相模大野と荻窪では住宅地化する時期にズレがあり、荻窪は1930年代から宅地化されていた事により現在も商店街が活力を維持できているのではないかという考察でした。

大規模な再開発に対する危機感や合意形成に関する問題意識はとても感じるのですが、やはりそういった商店街の問題を設計にどう落としていくのか。この点を具体化していくのが今後の課題になる所だと感じました。

 

秋山「蒲田駅東側の変遷に関する研究」

蒲田駅京急蒲田駅に挟まれた地区がどのような変遷をたどって来たのか。蒲田駅周辺地域の都市変容に関する発表でした。

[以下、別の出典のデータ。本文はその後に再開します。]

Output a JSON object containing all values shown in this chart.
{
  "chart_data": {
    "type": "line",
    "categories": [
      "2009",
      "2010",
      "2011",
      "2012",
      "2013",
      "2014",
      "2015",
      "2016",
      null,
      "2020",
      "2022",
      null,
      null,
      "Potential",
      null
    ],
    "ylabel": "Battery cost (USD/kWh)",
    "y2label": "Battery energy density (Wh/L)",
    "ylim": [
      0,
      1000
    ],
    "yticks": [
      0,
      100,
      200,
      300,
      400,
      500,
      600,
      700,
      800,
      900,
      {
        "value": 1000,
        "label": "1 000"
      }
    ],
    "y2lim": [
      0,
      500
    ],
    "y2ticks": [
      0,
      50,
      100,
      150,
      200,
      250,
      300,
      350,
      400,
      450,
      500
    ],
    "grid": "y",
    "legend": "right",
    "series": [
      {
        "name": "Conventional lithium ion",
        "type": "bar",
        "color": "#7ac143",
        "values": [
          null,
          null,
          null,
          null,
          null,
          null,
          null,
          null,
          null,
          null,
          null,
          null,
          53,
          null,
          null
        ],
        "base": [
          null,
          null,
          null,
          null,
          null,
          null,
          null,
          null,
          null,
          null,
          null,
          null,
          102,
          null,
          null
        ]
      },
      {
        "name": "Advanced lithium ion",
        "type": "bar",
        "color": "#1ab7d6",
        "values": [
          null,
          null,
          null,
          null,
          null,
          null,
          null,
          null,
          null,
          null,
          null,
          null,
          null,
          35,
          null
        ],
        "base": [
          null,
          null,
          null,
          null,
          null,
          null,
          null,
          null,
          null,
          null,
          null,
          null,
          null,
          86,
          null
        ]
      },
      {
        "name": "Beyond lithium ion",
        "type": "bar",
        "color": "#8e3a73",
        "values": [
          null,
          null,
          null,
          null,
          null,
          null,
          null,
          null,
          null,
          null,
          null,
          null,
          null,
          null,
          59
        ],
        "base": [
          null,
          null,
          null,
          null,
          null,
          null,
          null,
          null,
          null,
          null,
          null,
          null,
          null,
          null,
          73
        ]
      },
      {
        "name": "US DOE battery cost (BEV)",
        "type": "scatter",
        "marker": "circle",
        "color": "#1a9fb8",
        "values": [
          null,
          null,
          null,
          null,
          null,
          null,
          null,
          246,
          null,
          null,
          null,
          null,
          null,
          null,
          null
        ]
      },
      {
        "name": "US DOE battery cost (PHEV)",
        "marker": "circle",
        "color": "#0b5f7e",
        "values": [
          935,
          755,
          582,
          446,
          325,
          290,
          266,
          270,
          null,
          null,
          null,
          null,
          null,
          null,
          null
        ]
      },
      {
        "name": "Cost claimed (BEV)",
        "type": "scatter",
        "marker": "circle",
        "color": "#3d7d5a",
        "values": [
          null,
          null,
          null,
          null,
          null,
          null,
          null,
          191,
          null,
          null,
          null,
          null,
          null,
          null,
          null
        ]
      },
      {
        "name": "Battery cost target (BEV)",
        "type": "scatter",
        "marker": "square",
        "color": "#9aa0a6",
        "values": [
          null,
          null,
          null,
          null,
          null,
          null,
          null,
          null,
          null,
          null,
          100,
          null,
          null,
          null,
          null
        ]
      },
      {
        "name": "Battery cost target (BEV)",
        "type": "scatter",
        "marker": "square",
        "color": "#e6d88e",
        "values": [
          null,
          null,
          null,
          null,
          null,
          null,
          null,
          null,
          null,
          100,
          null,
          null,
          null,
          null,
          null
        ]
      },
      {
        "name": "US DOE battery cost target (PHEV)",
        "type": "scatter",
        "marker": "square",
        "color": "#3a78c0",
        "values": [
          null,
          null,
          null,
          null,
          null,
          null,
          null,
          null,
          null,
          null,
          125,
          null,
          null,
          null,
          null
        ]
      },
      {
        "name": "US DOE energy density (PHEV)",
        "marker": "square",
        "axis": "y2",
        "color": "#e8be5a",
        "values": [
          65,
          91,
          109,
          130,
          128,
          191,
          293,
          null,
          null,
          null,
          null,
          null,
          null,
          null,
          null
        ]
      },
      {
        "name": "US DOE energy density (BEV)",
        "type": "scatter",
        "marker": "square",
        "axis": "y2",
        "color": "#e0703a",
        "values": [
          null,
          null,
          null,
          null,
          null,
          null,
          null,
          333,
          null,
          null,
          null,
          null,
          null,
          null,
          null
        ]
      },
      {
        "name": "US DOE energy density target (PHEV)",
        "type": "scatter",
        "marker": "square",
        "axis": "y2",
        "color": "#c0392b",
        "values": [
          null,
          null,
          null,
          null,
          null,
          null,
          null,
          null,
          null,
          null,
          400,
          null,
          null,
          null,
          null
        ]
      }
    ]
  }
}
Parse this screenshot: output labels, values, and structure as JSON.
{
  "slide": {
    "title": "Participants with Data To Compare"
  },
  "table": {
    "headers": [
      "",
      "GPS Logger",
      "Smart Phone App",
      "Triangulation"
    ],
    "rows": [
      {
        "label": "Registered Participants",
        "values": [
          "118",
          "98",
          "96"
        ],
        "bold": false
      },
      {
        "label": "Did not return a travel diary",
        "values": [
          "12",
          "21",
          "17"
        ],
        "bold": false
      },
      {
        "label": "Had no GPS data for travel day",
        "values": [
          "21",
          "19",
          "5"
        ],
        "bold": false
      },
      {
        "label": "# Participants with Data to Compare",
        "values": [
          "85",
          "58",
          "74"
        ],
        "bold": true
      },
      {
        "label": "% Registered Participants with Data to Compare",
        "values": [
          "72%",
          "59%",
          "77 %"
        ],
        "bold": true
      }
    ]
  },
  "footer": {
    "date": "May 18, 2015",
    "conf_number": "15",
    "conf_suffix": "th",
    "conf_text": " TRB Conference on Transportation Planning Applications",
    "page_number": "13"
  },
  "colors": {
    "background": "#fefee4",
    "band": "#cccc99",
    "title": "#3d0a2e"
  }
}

この二つの駅間は道が複雑に交差しているため、通行するにはとても分かりづらい状況です。なぜこのような道が形成されたのかと言うと、逆川を暗渠化し地上を道路にした事と、連合軍の基地に向う線路(連合軍専用空港線)をそのまま道路に転用したためにこのような形態になっているのだそうです。

蒲田には防火建築帯が今もまだ残存しており、今後はこういった事も含めて、蒲田を調査する目的をより明確にしていければ面白くなってくると感じました。